Scaling
Growth Without Pain
Apstra supports network-transparent distributed state access and management, while parallel execution is supported by the separate processes. Real-time execution is supported by an event-driven asynchronous model of execution together with real-time scheduling of execution. Efficiency and predictability are supported by compilation through C++ as an intermediate language to achieve machine- level efficiency.
There are three dimensions to scaling:
-
State
-
Processing
-
Network Traffic
Scaling the State
The Juniper Apstra data store scales horizontally, by adding more high-availability (HA) pairs of servers. In Apstra, intent and telemetry data stores are separated and can scale independently as needed.
Scaling Processing
Juniper Apstra can launch multiple copies of processing agents (per agent type) if and when required that will share the processing load. More agents can be added by adding more servers to host them, and an agent’s lifecycle is managed by Apstra.
Apstra’s state-based pub/sub architecture allows agents to react (provide application logic) to a well-defined subset of state. Coverage of the whole intent is done through separate agents delegated to dealing with different subsets of state. This means that when there is a change in the intent or operational state, the agent’s reaction is to “incremental change” and is independent of the size of the whole state.
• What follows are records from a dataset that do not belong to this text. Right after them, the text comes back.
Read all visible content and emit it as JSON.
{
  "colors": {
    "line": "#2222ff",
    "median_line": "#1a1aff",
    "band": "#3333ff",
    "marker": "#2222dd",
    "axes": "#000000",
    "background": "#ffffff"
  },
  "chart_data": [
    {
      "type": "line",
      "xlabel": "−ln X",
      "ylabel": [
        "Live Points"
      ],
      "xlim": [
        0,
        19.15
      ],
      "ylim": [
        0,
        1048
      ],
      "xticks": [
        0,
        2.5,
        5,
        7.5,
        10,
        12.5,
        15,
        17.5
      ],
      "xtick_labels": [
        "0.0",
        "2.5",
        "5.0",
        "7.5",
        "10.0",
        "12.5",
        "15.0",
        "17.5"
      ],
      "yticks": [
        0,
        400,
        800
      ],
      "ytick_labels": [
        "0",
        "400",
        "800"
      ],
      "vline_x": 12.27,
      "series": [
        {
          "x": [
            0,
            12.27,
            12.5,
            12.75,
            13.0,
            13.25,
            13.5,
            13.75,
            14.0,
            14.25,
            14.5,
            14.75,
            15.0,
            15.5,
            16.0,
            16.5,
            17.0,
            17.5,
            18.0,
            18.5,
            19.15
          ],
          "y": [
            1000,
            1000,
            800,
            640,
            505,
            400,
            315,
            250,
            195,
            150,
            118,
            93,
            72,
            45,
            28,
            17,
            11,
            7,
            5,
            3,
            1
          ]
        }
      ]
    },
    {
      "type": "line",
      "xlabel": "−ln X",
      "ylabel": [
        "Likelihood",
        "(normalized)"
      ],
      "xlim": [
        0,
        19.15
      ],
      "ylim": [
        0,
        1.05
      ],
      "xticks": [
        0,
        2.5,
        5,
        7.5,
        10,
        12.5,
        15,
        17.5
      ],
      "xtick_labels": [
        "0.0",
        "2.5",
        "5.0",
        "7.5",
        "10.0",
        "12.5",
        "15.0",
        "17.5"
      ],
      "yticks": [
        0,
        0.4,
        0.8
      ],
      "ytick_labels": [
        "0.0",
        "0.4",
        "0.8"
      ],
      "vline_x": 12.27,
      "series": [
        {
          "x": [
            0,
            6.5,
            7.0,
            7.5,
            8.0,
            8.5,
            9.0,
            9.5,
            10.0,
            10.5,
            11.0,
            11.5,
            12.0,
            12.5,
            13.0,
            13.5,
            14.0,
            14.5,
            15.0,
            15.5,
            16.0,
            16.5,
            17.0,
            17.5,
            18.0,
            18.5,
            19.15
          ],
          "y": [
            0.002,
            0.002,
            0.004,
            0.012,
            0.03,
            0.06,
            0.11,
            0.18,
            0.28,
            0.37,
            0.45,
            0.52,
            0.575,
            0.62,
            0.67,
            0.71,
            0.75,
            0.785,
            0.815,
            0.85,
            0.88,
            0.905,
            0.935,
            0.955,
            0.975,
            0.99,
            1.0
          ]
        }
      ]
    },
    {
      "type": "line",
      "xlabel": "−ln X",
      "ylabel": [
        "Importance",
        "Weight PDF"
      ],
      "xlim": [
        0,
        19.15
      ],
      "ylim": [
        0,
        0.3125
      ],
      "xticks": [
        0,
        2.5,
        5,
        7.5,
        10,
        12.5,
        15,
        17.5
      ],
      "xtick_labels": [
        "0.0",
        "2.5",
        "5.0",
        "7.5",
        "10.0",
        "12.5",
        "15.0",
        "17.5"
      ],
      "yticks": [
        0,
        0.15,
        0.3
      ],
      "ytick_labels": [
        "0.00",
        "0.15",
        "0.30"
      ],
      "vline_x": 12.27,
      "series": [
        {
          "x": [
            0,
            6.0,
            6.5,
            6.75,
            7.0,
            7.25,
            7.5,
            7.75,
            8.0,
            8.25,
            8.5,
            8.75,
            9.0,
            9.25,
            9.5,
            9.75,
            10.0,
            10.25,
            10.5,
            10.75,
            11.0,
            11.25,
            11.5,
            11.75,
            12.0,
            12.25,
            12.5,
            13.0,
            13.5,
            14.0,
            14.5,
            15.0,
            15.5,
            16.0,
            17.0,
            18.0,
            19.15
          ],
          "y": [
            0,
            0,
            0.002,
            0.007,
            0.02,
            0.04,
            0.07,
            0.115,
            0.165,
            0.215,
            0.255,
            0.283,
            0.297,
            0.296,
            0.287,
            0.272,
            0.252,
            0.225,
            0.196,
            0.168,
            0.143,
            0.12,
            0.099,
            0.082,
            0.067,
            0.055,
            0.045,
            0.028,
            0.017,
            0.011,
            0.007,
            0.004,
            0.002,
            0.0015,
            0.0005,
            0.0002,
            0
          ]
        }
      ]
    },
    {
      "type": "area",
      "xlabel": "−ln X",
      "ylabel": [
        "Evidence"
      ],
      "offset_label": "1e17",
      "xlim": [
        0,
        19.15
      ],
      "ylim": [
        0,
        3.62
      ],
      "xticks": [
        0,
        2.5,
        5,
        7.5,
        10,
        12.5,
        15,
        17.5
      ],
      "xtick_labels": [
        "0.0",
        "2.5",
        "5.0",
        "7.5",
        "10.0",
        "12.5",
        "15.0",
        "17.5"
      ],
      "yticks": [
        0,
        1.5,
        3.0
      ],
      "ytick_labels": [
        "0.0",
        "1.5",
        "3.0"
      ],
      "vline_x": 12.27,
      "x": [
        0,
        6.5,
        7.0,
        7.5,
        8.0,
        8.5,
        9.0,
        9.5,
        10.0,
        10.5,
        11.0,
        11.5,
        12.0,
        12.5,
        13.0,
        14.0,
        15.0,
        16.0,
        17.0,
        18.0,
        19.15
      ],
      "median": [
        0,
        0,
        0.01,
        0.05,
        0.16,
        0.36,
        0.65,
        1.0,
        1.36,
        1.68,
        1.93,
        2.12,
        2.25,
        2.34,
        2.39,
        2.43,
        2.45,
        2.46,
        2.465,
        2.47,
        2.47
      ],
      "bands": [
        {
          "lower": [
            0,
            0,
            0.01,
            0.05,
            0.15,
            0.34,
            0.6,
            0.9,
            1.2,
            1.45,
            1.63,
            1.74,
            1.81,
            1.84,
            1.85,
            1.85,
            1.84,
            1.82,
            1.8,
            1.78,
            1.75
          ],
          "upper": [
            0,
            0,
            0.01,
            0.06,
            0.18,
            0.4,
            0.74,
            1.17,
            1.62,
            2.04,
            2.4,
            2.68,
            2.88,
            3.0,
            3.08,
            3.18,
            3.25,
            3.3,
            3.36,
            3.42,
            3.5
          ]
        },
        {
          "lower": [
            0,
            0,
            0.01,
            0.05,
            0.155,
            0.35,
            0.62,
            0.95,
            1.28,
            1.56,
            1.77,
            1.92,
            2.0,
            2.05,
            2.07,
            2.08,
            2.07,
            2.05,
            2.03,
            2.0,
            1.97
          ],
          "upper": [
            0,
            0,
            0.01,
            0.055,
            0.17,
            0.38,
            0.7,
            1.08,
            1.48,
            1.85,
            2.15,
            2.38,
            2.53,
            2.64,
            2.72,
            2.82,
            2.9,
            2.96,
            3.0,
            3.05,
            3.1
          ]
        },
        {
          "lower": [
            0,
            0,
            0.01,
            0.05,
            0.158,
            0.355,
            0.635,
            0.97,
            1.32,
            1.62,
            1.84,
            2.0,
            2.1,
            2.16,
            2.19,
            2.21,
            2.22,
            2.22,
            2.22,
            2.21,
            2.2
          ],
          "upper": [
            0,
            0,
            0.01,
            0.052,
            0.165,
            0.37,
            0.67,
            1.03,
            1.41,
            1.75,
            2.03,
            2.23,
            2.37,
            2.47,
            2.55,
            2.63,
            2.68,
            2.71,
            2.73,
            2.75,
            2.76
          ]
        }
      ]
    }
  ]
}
Apstra employs the traditional approach to deal with scale and associated complexity — decomposition. The “everyone knows everything” approach doesn’t scale, so Apstra distributes the knowledge about the desired state and lets each agent determine how to reach that state. This eliminates the need for centralized decision making. Because of this, the Apstra Server is not considered a “controller”. Apstra’s support for live graph queries implies that clients such as UI can ask for exactly what they want and get exactly what they need and nothing more, allowing granular control of the amount of data to be fetched from the back end.
Scaling Network Traffic
The third dimension is scaling network traffic. Communication between the agents and data store is using an optimized binary channel, thus significantly reducing the amount of traffic compared to text-based protocols.
Fault tolerance is achieved by executing the Apstra application as multiple processes, possibly running on separate hardware devices connected by a network and separating the state from processing with support for replicated state and fast recovery of state.
Apstra has been tested with production deployments of 400+ switches. Apstra has completed internally testing of network fabrics comprising up to 1600 virtual devices. Physical fabric size limitations are based on vendor form factor and software limitations.